I got the following dataframe (it is assumed that it is already a dataframe):
val df = sc.parallelize(Seq((1, 2, 10), (3, 4, 11), (5, 6, 12)))
.toDF("a", "b", "c")
and I want to combine the columns(not all) to one column and make it an rdd of Array[Double]. I am doing the following:
import org.apache.spark.ml.feature.VectorAssembler
val colSelected = List("a","b")
val assembler = new VectorAssembler()
.setInputCols(colSelected.toArray)
.setOutputCol("features")
val output = assembler.transform(df).select("features").rdd
Till here it is ok. Now the output is a dataframe of the format RDD[spark.sql.Row]

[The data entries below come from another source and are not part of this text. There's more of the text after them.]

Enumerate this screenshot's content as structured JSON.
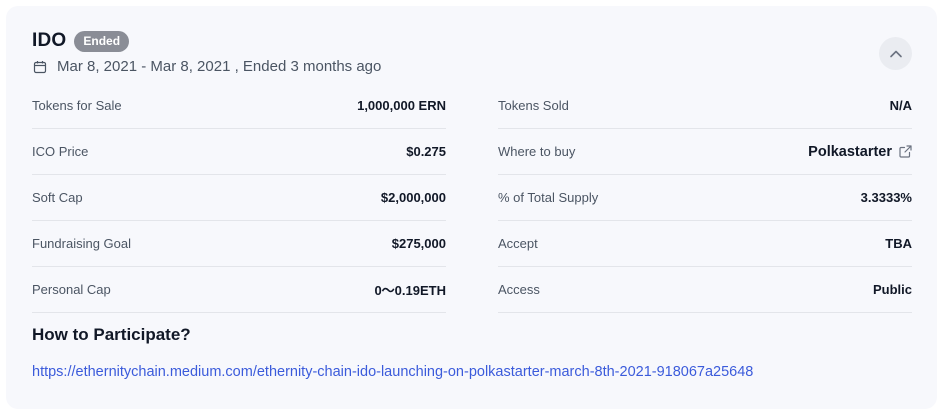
{
  "header": {
    "title": "IDO",
    "badge": "Ended",
    "date_text": "Mar 8, 2021 - Mar 8, 2021 , Ended 3 months ago"
  },
  "left_rows": [
    {
      "label": "Tokens for Sale",
      "value": "1,000,000 ERN"
    },
    {
      "label": "ICO Price",
      "value": "$0.275"
    },
    {
      "label": "Soft Cap",
      "value": "$2,000,000"
    },
    {
      "label": "Fundraising Goal",
      "value": "$275,000"
    },
    {
      "label": "Personal Cap",
      "value": "0～0.19ETH"
    }
  ],
  "right_rows": [
    {
      "label": "Tokens Sold",
      "value": "N/A"
    },
    {
      "label": "Where to buy",
      "value": "Polkastarter"
    },
    {
      "label": "% of Total Supply",
      "value": "3.3333%"
    },
    {
      "label": "Accept",
      "value": "TBA"
    },
    {
      "label": "Access",
      "value": "Public"
    }
  ],
  "participate": {
    "title": "How to Participate?",
    "link": "https://ethernitychain.medium.com/ethernity-chain-ido-launching-on-polkastarter-march-8th-2021-918067a25648"
  },
  "colors": {
    "card_background": "#f7f8fc",
    "badge": "#8a8d96",
    "link": "#3b5bdb"
  },
  "icons": {
    "date": "calendar-icon",
    "collapse": "chevron-up-icon",
    "external": "external-link-icon"
  }
}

. I am unable to transform this to a format of RDD[Array[Double]]
. Any way?
I have tried something like the following but with no success:
output.map { case Row(a: Vector[Double]) => a.getAs[Array[Double]]("features")}
The correct solution (this assumes Spark 2.0+, in 1.x use o.a.s.mllib.linalg.Vector
):
import org.apache.spark.ml.linalg.Vector
output.map(_.getAs[Vector]("features").toArray)
ml
/ mllib
Vector
created by VectorAssembler
is not the same as scala.collection.Vector
.Row.getAs
should be used with expected type. It doesn't perform any type conversions and o.a.s.ml(lib).linalg.Vector
is not an Array[Double]
.